In such case tender points are found upon pressure at the costo-chondal or chondro-sternal articulations.  The cartilage may be bulged forward by protrusion of the rib, causing a prominent tender point.  It may be retracted, causing a slight depression.
    With the patient lying supine, the examining fingers may be carefully passed over the successive pairs of cartilages and these lesions be noted.
    IV.  The heads of ribs are often luxated, and may sometimes be easily felt near the transverse process of the adjacent vertebra.  This lesion is most readily found by carefully feeling along the shaft of the rib upward toward its head, using deep pressure.  It may be impossible to trace the shaft by touch where it is covered by the thick erector spinae muscles.  In such case it is easy to follow the direction of the rib up to the spine.  Deep palpation may reveal the head to be prominent, depressed, or sore.
    The FIRST RIB is located by deep pressure behind the middle or inner one third of the clavicle.  If the latter has been found in situ, comparison with it may be made to determine whether the rib be up or down.  By deep pressure the rib may be traced back toward its head, which is masked by the lateral cervical muscles.  Pressure may be brought upon the head at the level of the seventh cervical spine, one and one-half inch laterally therefrom.
    This pressure is deeply in the tissues over the region of' the head of the rib.  The latter is, not always easily felt by touch, but may often be definitely felt out.  Sometimes the head of the first rib is separated from and drawn outward away from its spinal articulation, when it may be easily felt. This sometimes occurs in cases of exophthalmic goitre.  Dr.
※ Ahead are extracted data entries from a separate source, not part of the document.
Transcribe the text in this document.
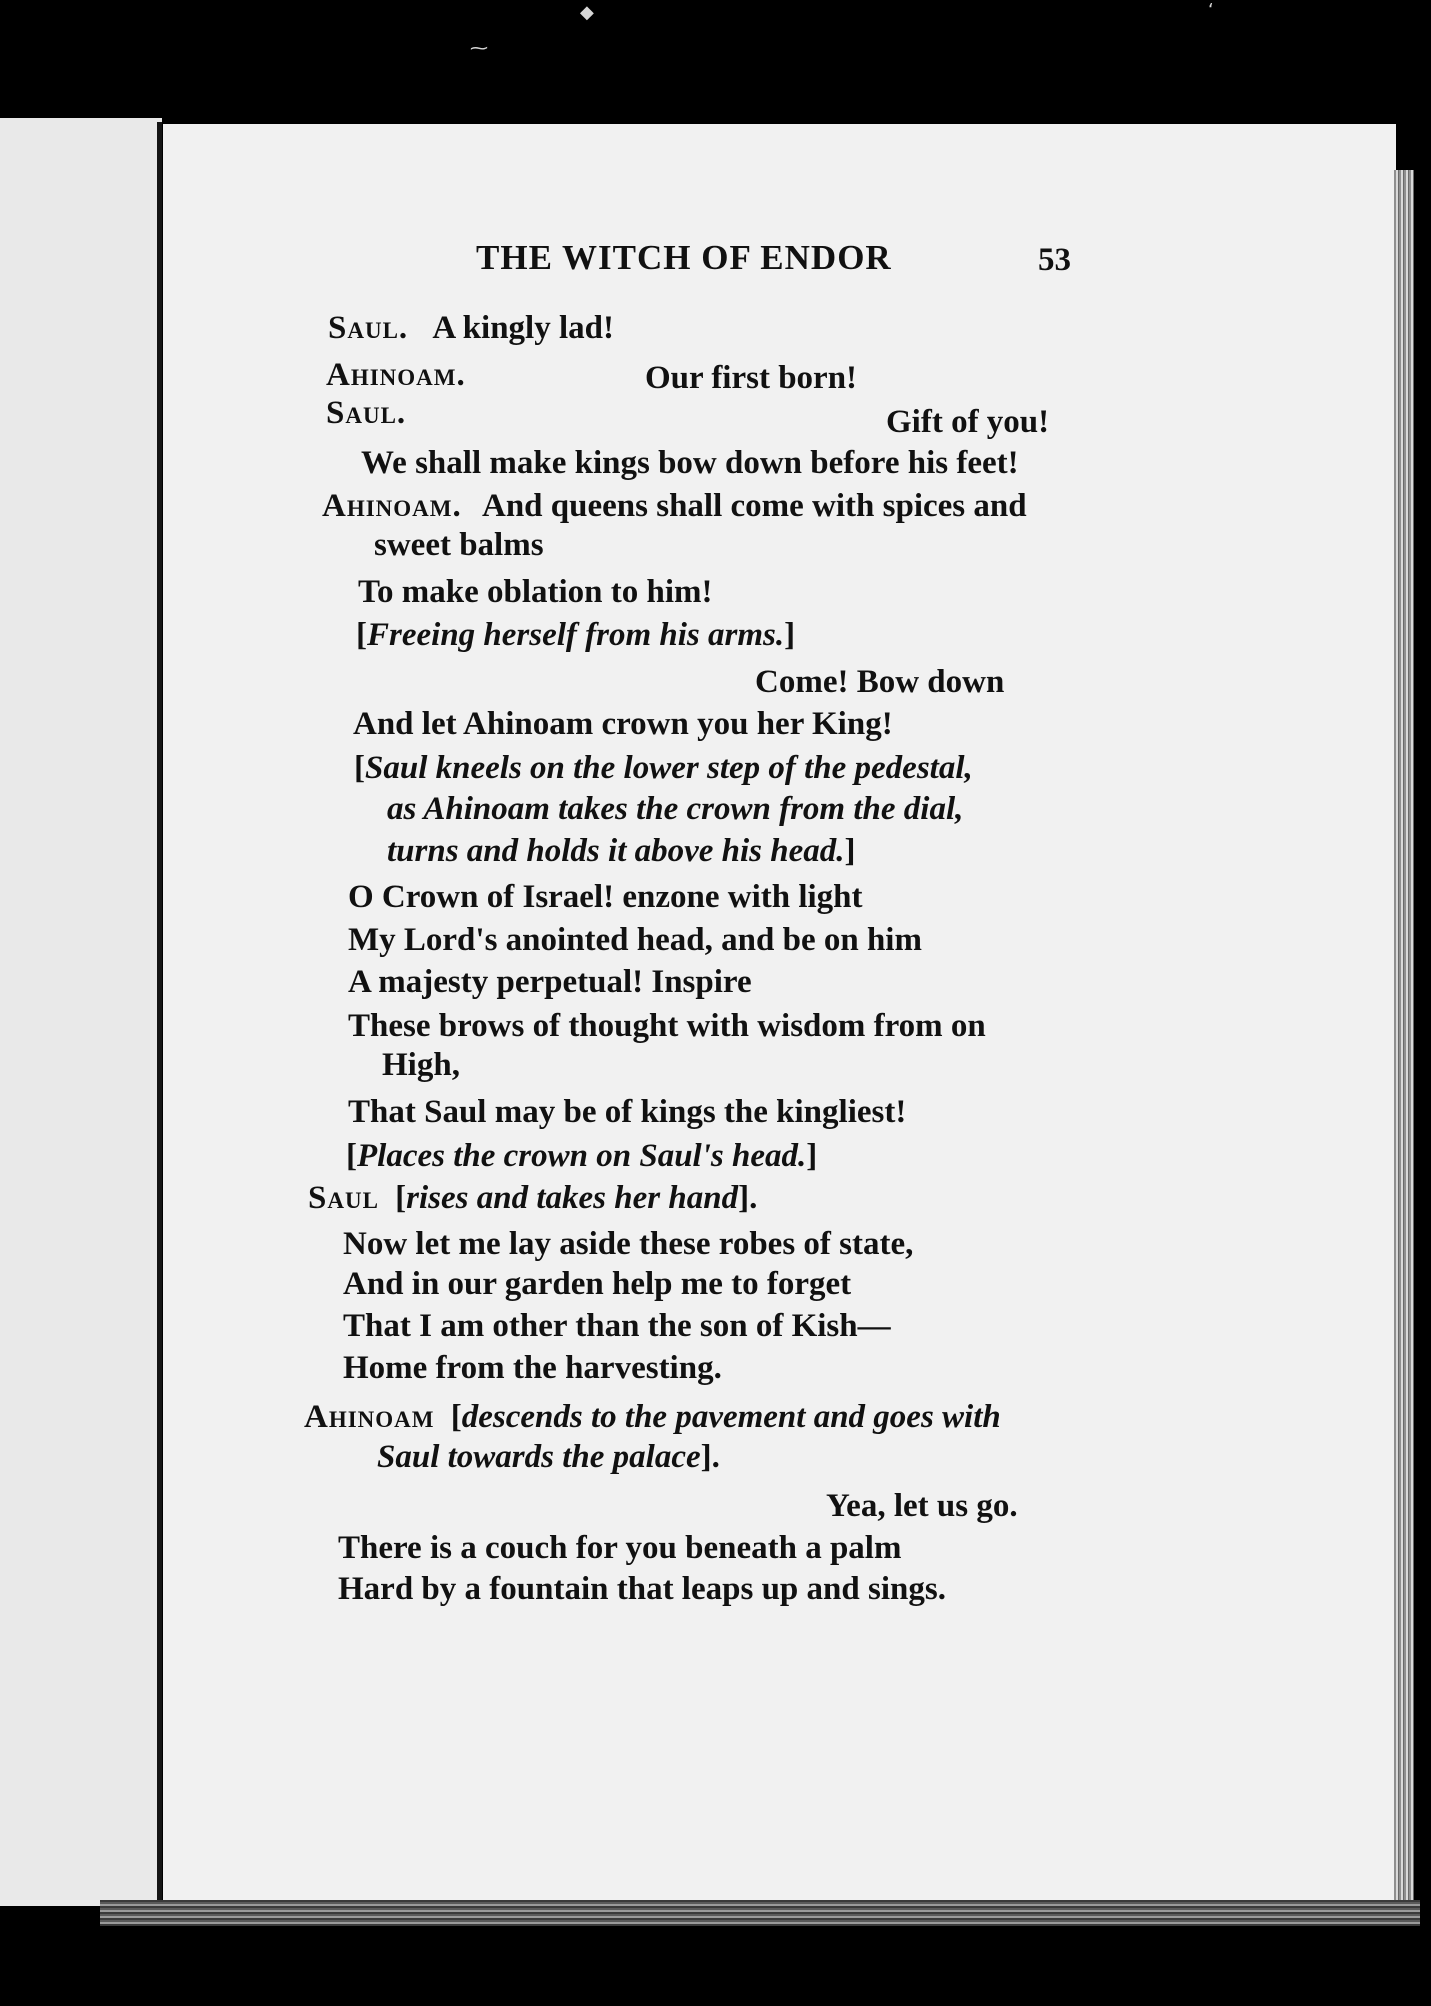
◆
⁓
‘
THE WITCH OF ENDOR	53
Saul. A kingly lad!
Ahinoam.	Our first born!
Saul.	Gift of you!
We shall make kings bow down before his feet!
Ahinoam. And queens shall come with spices and
sweet balms
To make oblation to him!
[Freeing herself from his arms.]
Come! Bow down
And let Ahinoam crown you her King!
[Saul kneels on the lower step of the pedestal,
as Ahinoam takes the crown from the dial,
turns and holds it above his head.]
O Crown of Israel! enzone with light
My Lord's anointed head, and be on him
A majesty perpetual! Inspire
These brows of thought with wisdom from on
High,
That Saul may be of kings the kingliest!
[Places the crown on Saul's head.]
Saul [rises and takes her hand].
Now let me lay aside these robes of state,
And in our garden help me to forget
That I am other than the son of Kish—
Home from the harvesting.
Ahinoam [descends to the pavement and goes with
Saul towards the palace].
Yea, let us go.
There is a couch for you beneath a palm
Hard by a fountain that leaps up and sings.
A. T. Still points out that lesions of the first rib often cause goitre.
    A more reliable method for definitely locating the head of first rib is as follows: Find the tip of the transverse process of the seventh cervical vertebra, (XIV, Chap. 3) and make firm downward pressure just in front of it.  As the head of the first rib lies anterior to the transverse process of the first dorsal vertebrae, the first bony part felt under this pressure is the first rib in the region of its head.
The sternal end of the rib is located just below the  claviculo-sternal articulation.  Its cartilage and shaft may be traced well outward an inch or more before disappearing beneath the clavicle.
    In case it be luxated upward, the cartilage is retracted leaving a flat area or a depression at the cartilage.  If downward, a protrusion of the cartilage at the edge of the sternum is usual.
    In either case the cartilage and the tissues about the rib are sensitive to pressure.
    The first and second intercostal spaces are wider than the others.
    The SECOND RIB is located opposite the junction of the first and second parts of the sternum.  Prominence or depression of its cartilage, and tenderness in the tissues about it are caused in the same way as in the case of the first.  Its head is located and pressure brought upon its region at a point one and one-half inches external to the first dorsal spine, upon a level with the superior angle of the scapula.
    THE ELEVENTH AND TWELFTH RIBS are more frequently luxated downwards because of their anterior ends being unsupported and because of traction upon the latter by the quadratus lumborum muscle.  Their free ends are readily located except when irritation from them, or other cause, has irritated the overlying muscles, causing hypertrophy or contracture.  In such case they must be located from the tenth rib.
    The free end of the eleventh lies well forward, thus distinguishing it from the twelfth.
They may be so displaced downward as to be almost vertical; may overlap the iliac crest, or may be luxated upwards, the free end of the twelfth lying beneath the eleventh, or that of the eleventh beneath the tenth.
    Frequently a luxated rib guides one to a spinal lesion.
    Displaced ribs cause disease by mechanical interference with internal viscera, by irritation of surrounding soft tissues, by dragging ligaments, impinging nerves, or occluding blood-vessels.  One must remember that in probably most cases of displacement of a rib there is lesion at its head affecting the related spinal nerves.